GPU-accelerated image processing in ImageJ using CLIJ
You can contribute to this project by benchmarking your system and submitting the resulting time measurement files as pull-request via github.
If you want to execute the benchmarks in this repository, we recommend installing
Furthermore, we recommend a minimum of 1 GB of GPU memory for the operations benchmarking and 4 GB of GPU memory for the workflow benchmarking.
In order to run operations benchmarking, you should clone this repository
git clone https://github.com/clij/clij-benchmarking
You can then use maven to execute the operations benchmarks
cd clij-benchmarking
mvn test
Alternatively, you can run the benchmarks from IntelliJ. Open pom.xml in the root of the repository as project with IntelliJ.
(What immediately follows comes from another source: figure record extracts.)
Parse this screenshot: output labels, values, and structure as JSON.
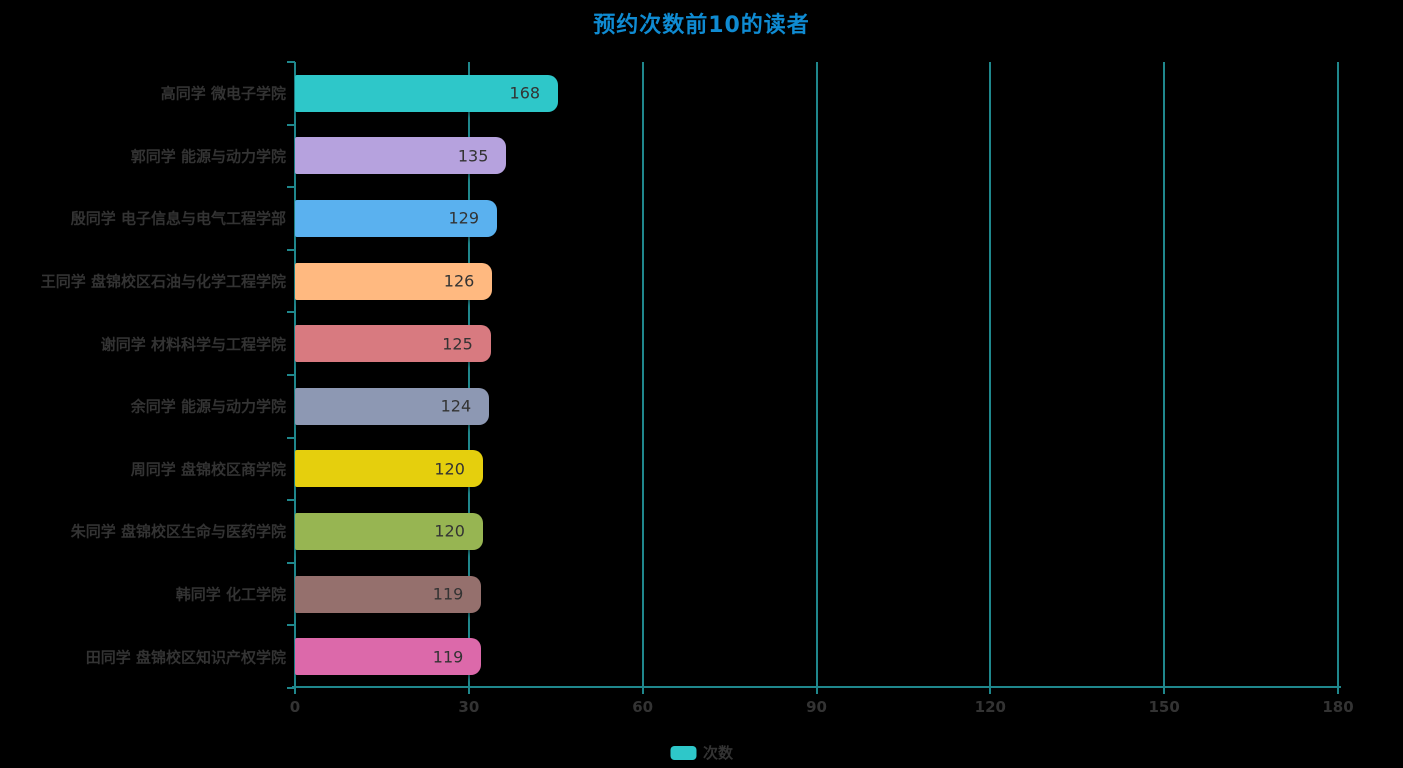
{
  "title": "预约次数前10的读者",
  "legend": {
    "label": "次数",
    "color": "#2ec7c9"
  },
  "colors": {
    "background": "#000000",
    "axis": "#1f878c",
    "title": "#0f8bd2",
    "text": "#333333"
  },
  "chart_data": {
    "type": "bar",
    "orientation": "horizontal",
    "title": "预约次数前10的读者",
    "categories": [
      "高同学 微电子学院",
      "郭同学 能源与动力学院",
      "殷同学 电子信息与电气工程学部",
      "王同学 盘锦校区石油与化学工程学院",
      "谢同学 材料科学与工程学院",
      "余同学 能源与动力学院",
      "周同学 盘锦校区商学院",
      "朱同学 盘锦校区生命与医药学院",
      "韩同学 化工学院",
      "田同学 盘锦校区知识产权学院"
    ],
    "series": [
      {
        "name": "次数",
        "values": [
          168,
          135,
          129,
          126,
          125,
          124,
          120,
          120,
          119,
          119
        ]
      }
    ],
    "bar_colors": [
      "#2ec7c9",
      "#b6a2de",
      "#5ab1ef",
      "#ffb980",
      "#d87a80",
      "#8d98b3",
      "#e5cf0d",
      "#97b552",
      "#95706d",
      "#dc69aa"
    ],
    "xlabel": "",
    "ylabel": "",
    "xlim": [
      0,
      180
    ],
    "x_ticks": [
      0,
      30,
      60,
      90,
      120,
      150,
      180
    ],
    "grid": true,
    "legend_position": "bottom",
    "bar_pixel_scale": 1.566
  }
}
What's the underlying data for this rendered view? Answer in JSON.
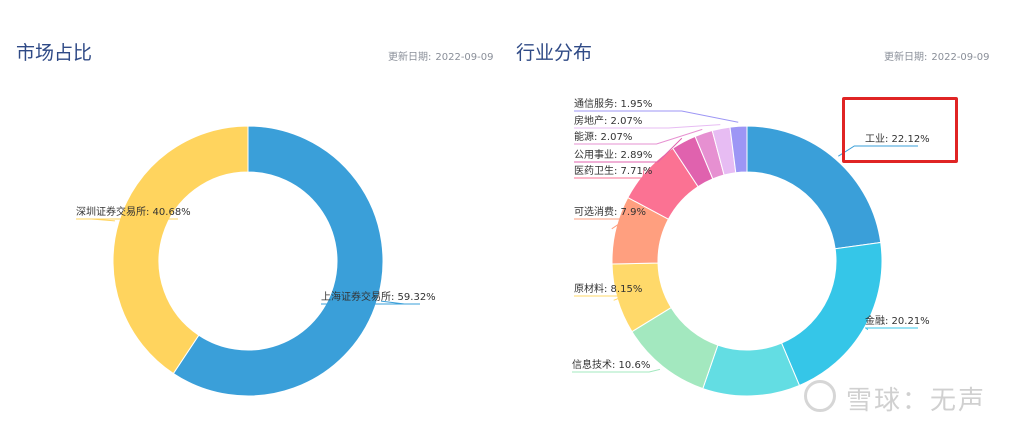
{
  "left_panel": {
    "title": "市场占比",
    "date_label": "更新日期:",
    "date_value": "2022-09-09"
  },
  "right_panel": {
    "title": "行业分布",
    "date_label": "更新日期:",
    "date_value": "2022-09-09"
  },
  "watermark": {
    "text": "雪球：无声"
  },
  "chart_data": [
    {
      "type": "pie",
      "title": "市场占比",
      "slices": [
        {
          "name": "上海证券交易所",
          "value": 59.32,
          "label": "上海证券交易所: 59.32%",
          "color": "#3a9fd9"
        },
        {
          "name": "深圳证券交易所",
          "value": 40.68,
          "label": "深圳证券交易所: 40.68%",
          "color": "#ffd45e"
        }
      ]
    },
    {
      "type": "pie",
      "title": "行业分布",
      "slices": [
        {
          "name": "工业",
          "value": 22.12,
          "label": "工业: 22.12%",
          "color": "#3a9fd9"
        },
        {
          "name": "金融",
          "value": 20.21,
          "label": "金融: 20.21%",
          "color": "#35c6e8"
        },
        {
          "name": "",
          "value": 11.3,
          "label": "",
          "color": "#63dde3"
        },
        {
          "name": "信息技术",
          "value": 10.6,
          "label": "信息技术: 10.6%",
          "color": "#a3e8bf"
        },
        {
          "name": "原材料",
          "value": 8.15,
          "label": "原材料: 8.15%",
          "color": "#ffd96a"
        },
        {
          "name": "可选消费",
          "value": 7.9,
          "label": "可选消费: 7.9%",
          "color": "#ff9f7f"
        },
        {
          "name": "医药卫生",
          "value": 7.71,
          "label": "医药卫生: 7.71%",
          "color": "#fb7293"
        },
        {
          "name": "公用事业",
          "value": 2.89,
          "label": "公用事业: 2.89%",
          "color": "#e062ae"
        },
        {
          "name": "能源",
          "value": 2.07,
          "label": "能源: 2.07%",
          "color": "#e690d1"
        },
        {
          "name": "房地产",
          "value": 2.07,
          "label": "房地产: 2.07%",
          "color": "#e7bcf3"
        },
        {
          "name": "通信服务",
          "value": 1.95,
          "label": "通信服务: 1.95%",
          "color": "#9d96f5"
        }
      ]
    }
  ]
}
In order to benchmark the workflows, you need to download the used image data first. You can use wget for that:
mkdir clij-data
cd clij-data
for ((i=117;i<=416;i++)); do wget https://bds.mpi-cbg.de/CLIJ_benchmarking_data/000${i}.raw.tif; done
Afterwards, run Fiji and open the ImageJ macros in this folder. Adapt the folders mentioned in the header of the macros and change the computer name before running them. Please make sure that no other program is running heavy operations on the computer at the same time. Close browsers, email programs and install updates in advance. Restart Fiji before executing the benchmarking.
Please consider submitting a pull-request with your benchmarking results - especially the operations benchmarks as they may be of broad interest. This would allow us to build up a database of GPUs and their performance when using CLIJ.